Sur la route, d’énormes nuages noirs apparaissent devant nous. A quelques kilomètres de notre destination, une pluie torrentielle s’abat sur nous jusqu’à l’arrivée à notre ultime casa. Nous prenons possession de notre petite chambre et regardons par la fenêtre en attendant que la pluie cesse. Dans l’après-midi, nous profitons d’une éclaircie pour nous aventurer dehors. On découvre une petite ville quadrillée, parsemée de coquets pavillons et de palmiers. Les quelques personnes que nous croisons sont essentiellement des touristes. On aperçoit des voitures modernes et même des panneaux publicitaires. Varadero est une enclave. Nous avons une pensée pour ceux qui disent avoir voyagé à Cuba alors qu’ils n’ont vu qu’une annexe de Miami sans aucun rapport avec le reste de l’île. Nous nous avançons jusqu’à la plage. Le sable est blanc et l’eau turquoise mais déchaînée. Il est facile de s’imaginer un petit paradis quand la météo est de la partie, mais là c’est un véritable enfer. D’autant plus que la pluie recommence à tomber. On parviendra à ressortir en début de soirée pour s’attabler dans un restaurant.
Le lendemain, après un copieux petit-déjeuner comme les hôtes savent si bien les faire dans les casas, nous grimpons dans le taxi pour rejoindre l’aéroport de La Havane. La route longe tour à tour le bord de mer, traverse des petits villages et s’enfonce dans la nature profonde. Nous en profitons pour faire le plein d’images. C’est avec un pincement au cœur que nous pénétrons dans le terminal. A peine le temps de passer les contrôles de sécurité, d’acheter quelques bouteilles de rhum supplémentaires et de grignoter un bout qu’il est l’heure d’embarquer. Notre voyage est terminé.
L’heure du bilan
Dans l’avion, nous profitons des 9h de vol pour faire le tri dans nos nombreux souvenirs, pour ancrer définitivement ces moments dans nos esprits, comme j’ai essayé de le faire modestement dans ce récit. Cuba mérite qu’on s’y rende, mais surtout qu’on s’en souvienne, que la médite, qu’on la passe au tamis de notre culture, de nos certitudes et de notre identité profonde. Dans ce pays, chaque instant, chaque odeur, chaque bruit est différent de ce que l’on connaît dans notre monde occidental. L’île est envoûtante, son peuple bouleversant. Chaque recoin est un trésor, chaque rencontre est un enrichissement. Les lieux sont à la fois éblouissants et mystérieux, emprunt d’une âme que l’on parvient à effleurer si l’on se donne la peine de prendre son temps. Les gens sont vrais, authentiques, emplis à la fois de simplicité et de spiritualité, concentrés sur l’essentiel et conscients de la joie d’être vivant.

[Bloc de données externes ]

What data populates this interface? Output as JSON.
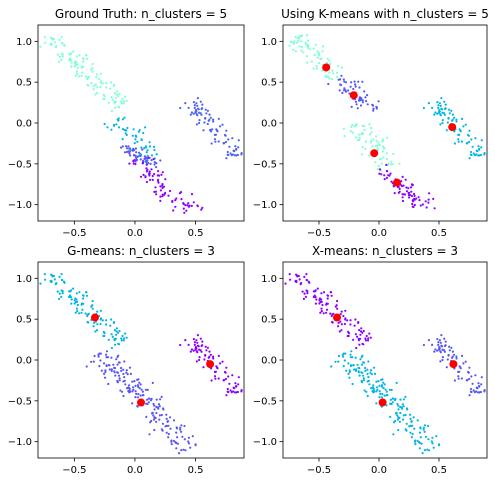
{
  "chart_data": [
    {
      "type": "scatter",
      "title": "Ground Truth: n_clusters = 5",
      "xlim": [
        -0.8,
        0.9
      ],
      "ylim": [
        -1.2,
        1.2
      ],
      "xticks": [
        -0.5,
        0.0,
        0.5
      ],
      "yticks": [
        1.0,
        0.5,
        0.0,
        -0.5,
        -1.0
      ],
      "xtick_labels": [
        "−0.5",
        "0.0",
        "0.5"
      ],
      "ytick_labels": [
        "1.0",
        "0.5",
        "0.0",
        "−0.5",
        "−1.0"
      ],
      "clusters": [
        {
          "color": "#7fffd4",
          "ref": "A"
        },
        {
          "color": "#00b4e6",
          "ref": "C"
        },
        {
          "color": "#5a55f5",
          "ref": "D"
        },
        {
          "color": "#8b00ff",
          "ref": "E"
        },
        {
          "color": "#4b62f0",
          "ref": "B"
        }
      ],
      "centers": []
    },
    {
      "type": "scatter",
      "title": "Using K-means with n_clusters = 5",
      "xlim": [
        -0.8,
        0.9
      ],
      "ylim": [
        -1.2,
        1.2
      ],
      "xticks": [
        -0.5,
        0.0,
        0.5
      ],
      "yticks": [
        1.0,
        0.5,
        0.0,
        -0.5,
        -1.0
      ],
      "xtick_labels": [
        "−0.5",
        "0.0",
        "0.5"
      ],
      "ytick_labels": [
        "1.0",
        "0.5",
        "0.0",
        "−0.5",
        "−1.0"
      ],
      "clusters": [
        {
          "color": "#7fffd4",
          "ref": "K1"
        },
        {
          "color": "#5a55f5",
          "ref": "K2"
        },
        {
          "color": "#7fffd4",
          "ref": "K3"
        },
        {
          "color": "#8b00ff",
          "ref": "K4"
        },
        {
          "color": "#00b4e6",
          "ref": "B"
        }
      ],
      "centers": [
        {
          "x": -0.44,
          "y": 0.68
        },
        {
          "x": -0.21,
          "y": 0.34
        },
        {
          "x": -0.04,
          "y": -0.37
        },
        {
          "x": 0.15,
          "y": -0.73
        },
        {
          "x": 0.61,
          "y": -0.05
        }
      ]
    },
    {
      "type": "scatter",
      "title": "G-means: n_clusters = 3",
      "xlim": [
        -0.8,
        0.9
      ],
      "ylim": [
        -1.2,
        1.2
      ],
      "xticks": [
        -0.5,
        0.0,
        0.5
      ],
      "yticks": [
        1.0,
        0.5,
        0.0,
        -0.5,
        -1.0
      ],
      "xtick_labels": [
        "−0.5",
        "0.0",
        "0.5"
      ],
      "ytick_labels": [
        "1.0",
        "0.5",
        "0.0",
        "−0.5",
        "−1.0"
      ],
      "clusters": [
        {
          "color": "#00b4e6",
          "ref": "A"
        },
        {
          "color": "#5a55f5",
          "ref": "LOWER"
        },
        {
          "color": "#8b00ff",
          "ref": "B"
        }
      ],
      "centers": [
        {
          "x": -0.33,
          "y": 0.52
        },
        {
          "x": 0.05,
          "y": -0.52
        },
        {
          "x": 0.62,
          "y": -0.05
        }
      ]
    },
    {
      "type": "scatter",
      "title": "X-means: n_clusters = 3",
      "xlim": [
        -0.8,
        0.9
      ],
      "ylim": [
        -1.2,
        1.2
      ],
      "xticks": [
        -0.5,
        0.0,
        0.5
      ],
      "yticks": [
        1.0,
        0.5,
        0.0,
        -0.5,
        -1.0
      ],
      "xtick_labels": [
        "−0.5",
        "0.0",
        "0.5"
      ],
      "ytick_labels": [
        "1.0",
        "0.5",
        "0.0",
        "−0.5",
        "−1.0"
      ],
      "clusters": [
        {
          "color": "#8b00ff",
          "ref": "A"
        },
        {
          "color": "#00b4e6",
          "ref": "LOWER"
        },
        {
          "color": "#5a55f5",
          "ref": "B"
        }
      ],
      "centers": [
        {
          "x": -0.35,
          "y": 0.52
        },
        {
          "x": 0.03,
          "y": -0.52
        },
        {
          "x": 0.62,
          "y": -0.05
        }
      ]
    }
  ],
  "source_clusters": {
    "A": {
      "start": [
        -0.7,
        1.05
      ],
      "end": [
        -0.1,
        0.2
      ],
      "width": 0.05,
      "count": 120
    },
    "C": {
      "start": [
        -0.15,
        0.05
      ],
      "end": [
        0.15,
        -0.45
      ],
      "width": 0.05,
      "count": 55
    },
    "D": {
      "start": [
        -0.1,
        -0.3
      ],
      "end": [
        0.2,
        -0.55
      ],
      "width": 0.04,
      "count": 55
    },
    "E": {
      "start": [
        0.0,
        -0.45
      ],
      "end": [
        0.45,
        -1.1
      ],
      "width": 0.05,
      "count": 80
    },
    "B": {
      "start": [
        0.45,
        0.3
      ],
      "end": [
        0.85,
        -0.4
      ],
      "width": 0.05,
      "count": 90
    },
    "K1": {
      "start": [
        -0.7,
        1.05
      ],
      "end": [
        -0.35,
        0.55
      ],
      "width": 0.05,
      "count": 75
    },
    "K2": {
      "start": [
        -0.35,
        0.55
      ],
      "end": [
        -0.05,
        0.15
      ],
      "width": 0.05,
      "count": 60
    },
    "K3": {
      "start": [
        -0.2,
        0.0
      ],
      "end": [
        0.1,
        -0.55
      ],
      "width": 0.05,
      "count": 70
    },
    "K4": {
      "start": [
        0.0,
        -0.55
      ],
      "end": [
        0.45,
        -1.1
      ],
      "width": 0.05,
      "count": 75
    },
    "LOWER": {
      "start": [
        -0.3,
        0.1
      ],
      "end": [
        0.45,
        -1.1
      ],
      "width": 0.06,
      "count": 190
    }
  }
}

En descendant de l’avion, nous nous faisons la promesse qu’à chaque moment difficile, à chaque caprice, à chaque fois qu’on se plaindra de nos vies, nous penserons à Cuba. Nous penserons à Maïté et à Floyd. A Osmani et au Poète de la brouette. A Lazare, Jordan et Adrián.

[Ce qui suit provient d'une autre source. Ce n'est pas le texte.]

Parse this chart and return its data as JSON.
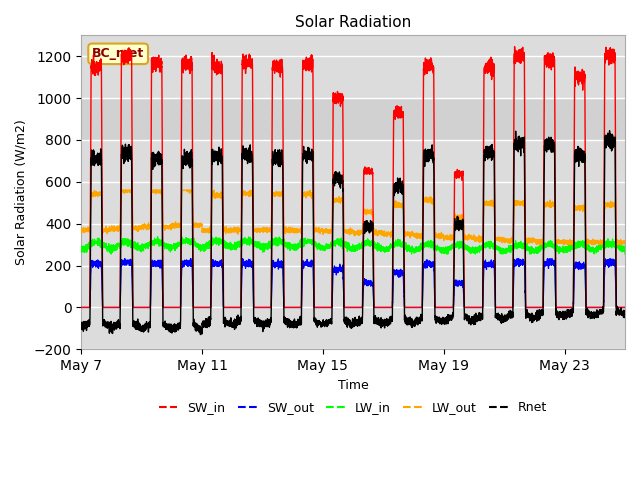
{
  "title": "Solar Radiation",
  "ylabel": "Solar Radiation (W/m2)",
  "xlabel": "Time",
  "ylim": [
    -200,
    1300
  ],
  "yticks": [
    -200,
    0,
    200,
    400,
    600,
    800,
    1000,
    1200
  ],
  "xtick_labels": [
    "May 7",
    "May 11",
    "May 15",
    "May 19",
    "May 23"
  ],
  "xtick_positions": [
    0,
    4,
    8,
    12,
    16
  ],
  "annotation_text": "BC_met",
  "days": 18,
  "n_per_day": 288,
  "sw_in_peaks": [
    1150,
    1200,
    1170,
    1160,
    1150,
    1170,
    1150,
    1160,
    1000,
    650,
    930,
    1150,
    640,
    1140,
    1200,
    1180,
    1100,
    1200
  ],
  "sw_in_widths": [
    0.42,
    0.42,
    0.42,
    0.42,
    0.42,
    0.42,
    0.42,
    0.42,
    0.4,
    0.38,
    0.4,
    0.42,
    0.36,
    0.42,
    0.42,
    0.42,
    0.42,
    0.42
  ],
  "night_rnet": -100,
  "lw_in_mean": 300,
  "lw_out_mean": 370
}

Nous retrouvons notre belle France, prêts à reprendre le cours de nos existences à jamais enrichies par cette expérience hors du commun. On a l’impression d’être partis des mois, mais rien ne semble avoir bougé ici durant ces quinze jours. L’hiver est là, Noël approche, et le pays est toujours en proie aux grèves. D’ailleurs, il va falloir trouver un train pour rentrer à Nîmes, le nôtre a été supprimé. La SNCF en trouve un à destination d’Avignon. C’est un peu la galère, il faudra venir nous chercher, et ma Petite Chose qui prend son service dès le lendemain à 6h va se coucher tard. Mais comme on dit à Cuba, « c’est la vie ».